In Paris, where qualitative and affordable housing, historical building preservation and mixed-use programmes are high on the agenda, a project like Tati Barbès demonstrates that all of these objectives can be achieved at the same time. 

With a design that respects the iconic building and maintains a maximum of existing structures, combined with a programme that responds to the human, social and cultural needs of the district, Immobel France – together with Studio Belem Architects – won the Tati Barbès competition organised by the City of Paris, together with the private owners of the building. 

Malik Lemseffer and Edouard Bettencourt, founders of Studio Belem, explain: “Several generations of people from all social backgrounds have shopped at this Tati store. It was more than just a shop: it was an experience; a genuine symbol of its time. And it was Immobel’s express wish to revive that diversity and unique character, and integrate it in the new 8,000 square metre Tati Barbès project.”
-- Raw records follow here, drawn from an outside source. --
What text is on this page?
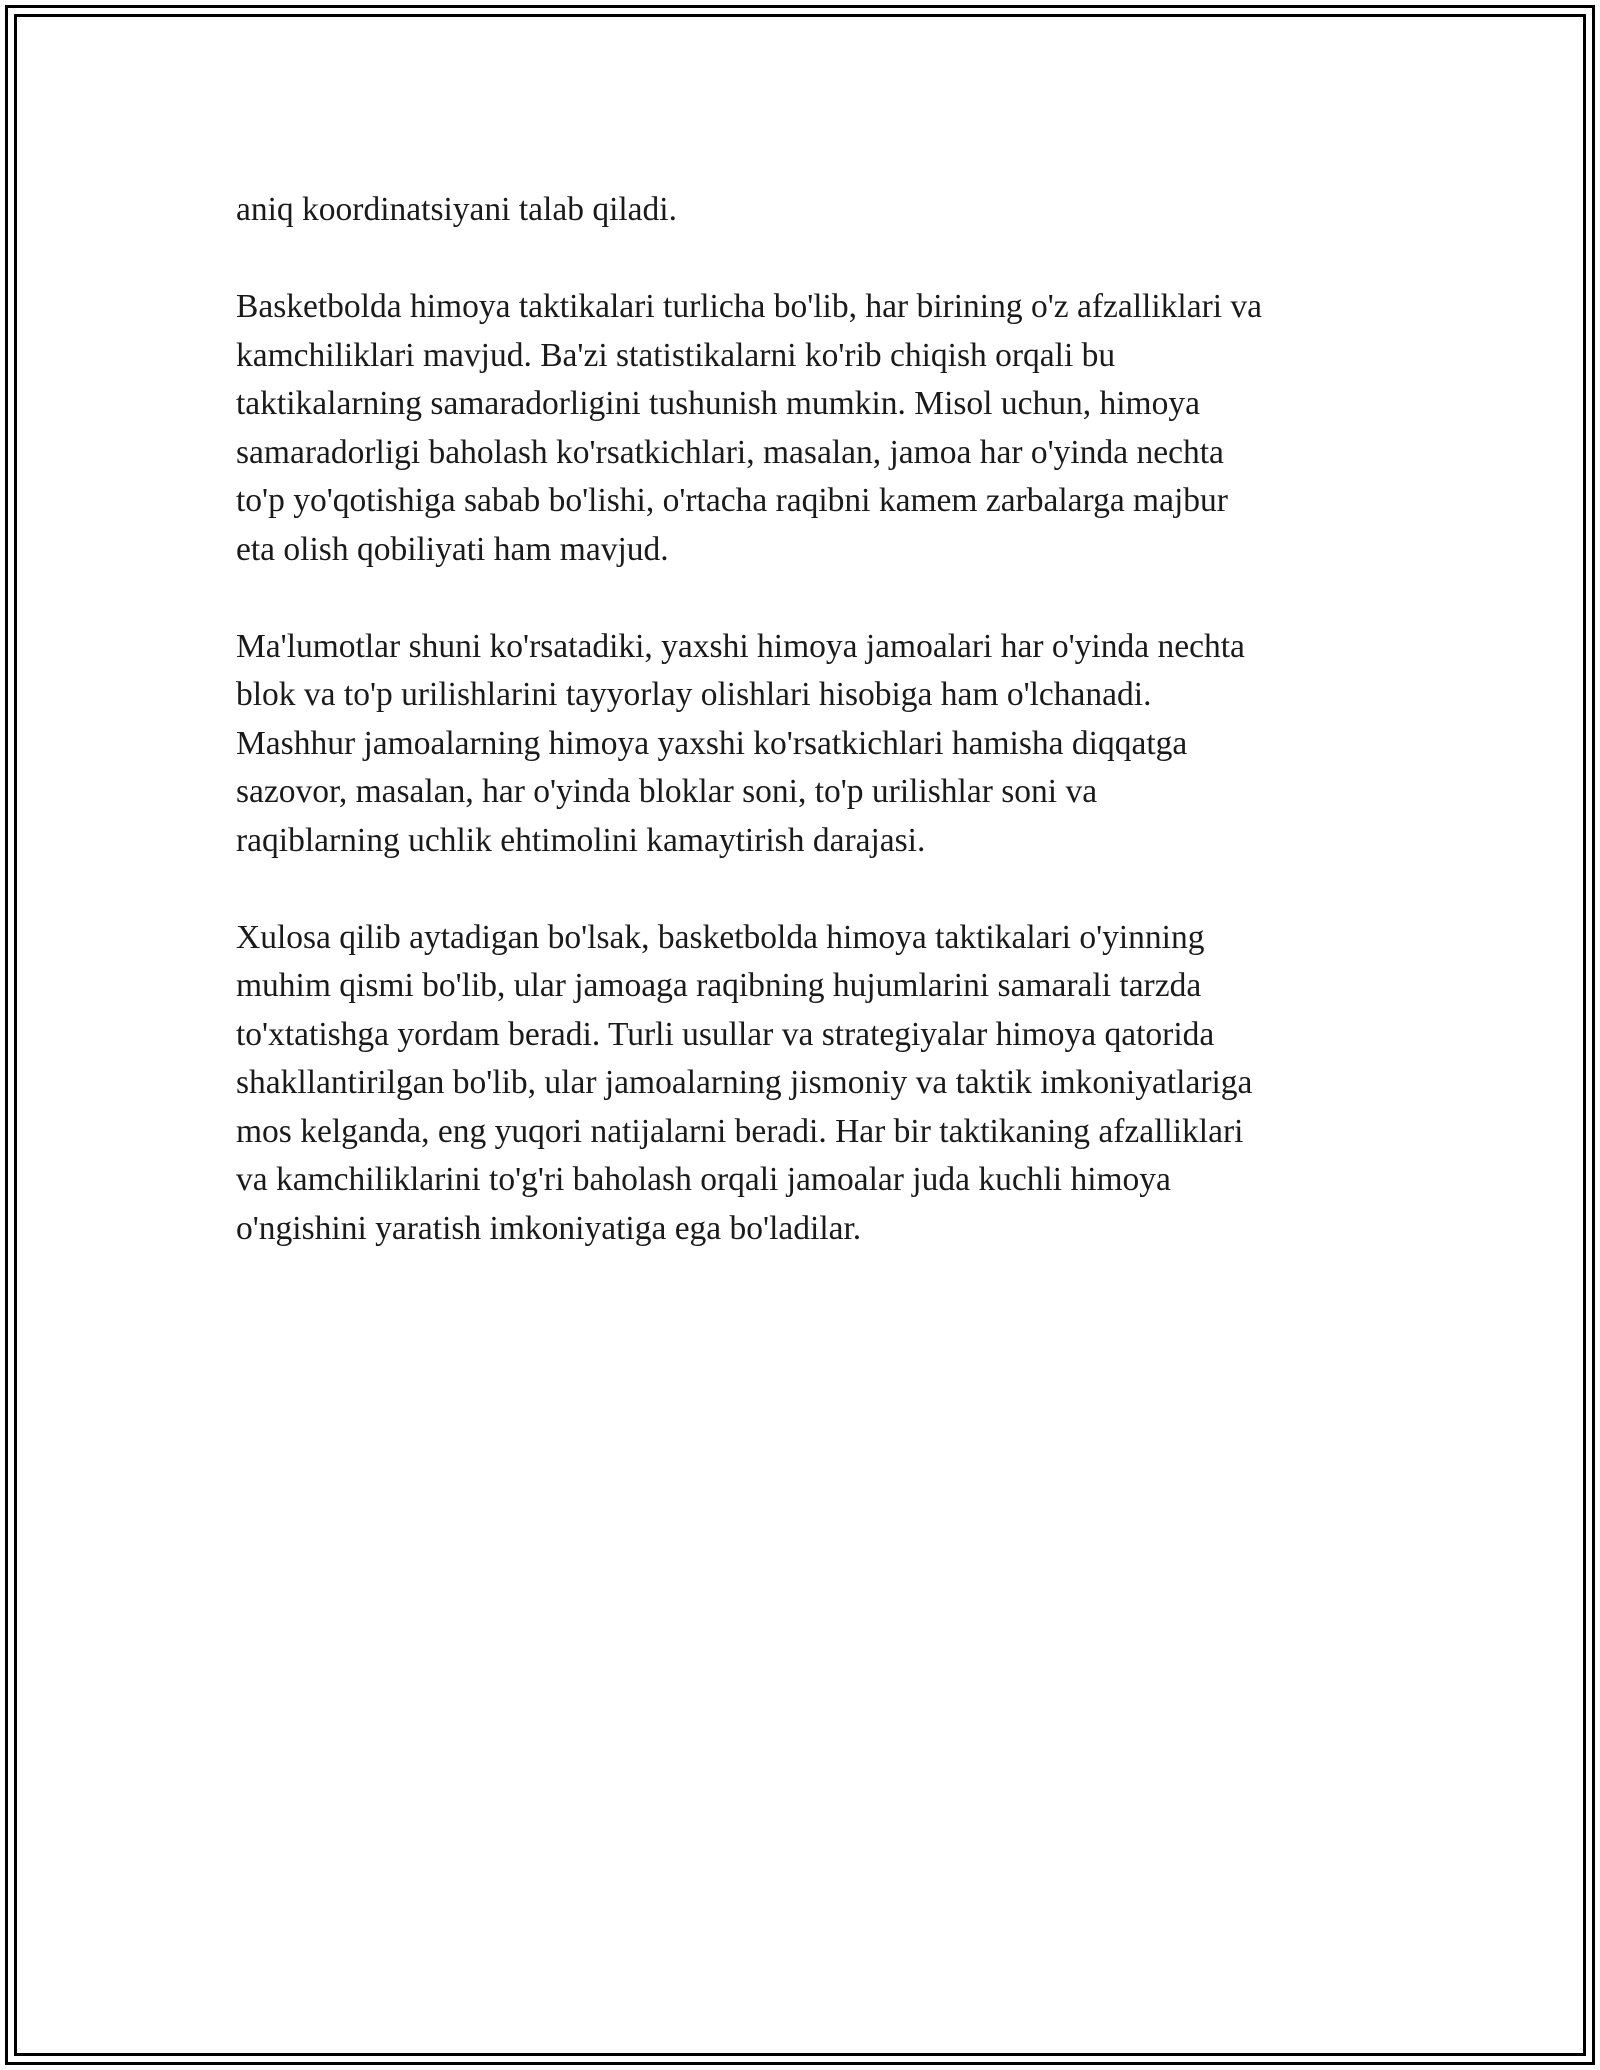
aniq koordinatsiyani talab qiladi.

Basketbolda himoya taktikalari turlicha bo'lib, har birining o'z afzalliklari va
kamchiliklari mavjud. Ba'zi statistikalarni ko'rib chiqish orqali bu
taktikalarning samaradorligini tushunish mumkin. Misol uchun, himoya
samaradorligi baholash ko'rsatkichlari, masalan, jamoa har o'yinda nechta
to'p yo'qotishiga sabab bo'lishi, o'rtacha raqibni kamem zarbalarga majbur
eta olish qobiliyati ham mavjud.

Ma'lumotlar shuni ko'rsatadiki, yaxshi himoya jamoalari har o'yinda nechta
blok va to'p urilishlarini tayyorlay olishlari hisobiga ham o'lchanadi.
Mashhur jamoalarning himoya yaxshi ko'rsatkichlari hamisha diqqatga
sazovor, masalan, har o'yinda bloklar soni, to'p urilishlar soni va
raqiblarning uchlik ehtimolini kamaytirish darajasi.

Xulosa qilib aytadigan bo'lsak, basketbolda himoya taktikalari o'yinning
muhim qismi bo'lib, ular jamoaga raqibning hujumlarini samarali tarzda
to'xtatishga yordam beradi. Turli usullar va strategiyalar himoya qatorida
shakllantirilgan bo'lib, ular jamoalarning jismoniy va taktik imkoniyatlariga
mos kelganda, eng yuqori natijalarni beradi. Har bir taktikaning afzalliklari
va kamchiliklarini to'g'ri baholash orqali jamoalar juda kuchli himoya
o'ngishini yaratish imkoniyatiga ega bo'ladilar.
The project consists of several buildings. The corner building, with its iconic façade, will house a cultural space on the ground floor and the underground floors, and new offices in the upper stories. The design also includes a hotel and some retail, and reintroduces a residential function into the buildings, with 30% preserved for social housing. To ensure maximum comfort for all users, special attention was paid to luminosity, qualitative materials and a premium finishing – in line with the BREEAM certificate Excellent level, to which the project aspires. 

We are very excited that we can contribute, together with Immobel, to ‘Réinventer Paris’ with this legendary Tati project

TatiMalik Lemseffer and Edouard Bettencourt,
founders of Studio Belem

“We also ensured that users can enjoy some outdoor space, which in the past two years has proven to be vital for the overall well-being of people,” the architects continue. “All new apartments situated at the rear of the block on Rue Bervic have an outdoor terrace with stunning views of the Sacré-Coeur, while the 180 square metre rooftop terrace with plenty of greenery will become an attractive communal meeting place for all residents.” 

As Paris is the so-called ‘15-minute city’ – aiming to offer Parisians all essential stores and facilities within a 15-minute reach – the architects analysed the commercial offering already present in the neighbourhood and proposed various sizes of retail premises. This enables a range of different retail activities from a bakery, florist or greengrocery to bigger furniture or fashion stores. 

The transformation of the Tati Barbès complex lifts this iconic location to a higher level and makes it future-proof. And this is exactly what the ‘Réinventer Paris’ (Reinventing Paris) process intends: rethinking and reshaping the way Parisians live, work and play. 

“We are very excited that we can contribute, together with Immobel, to ‘Réinventer Paris’ with this legendary Tati project,” Edouard and Malik conclude.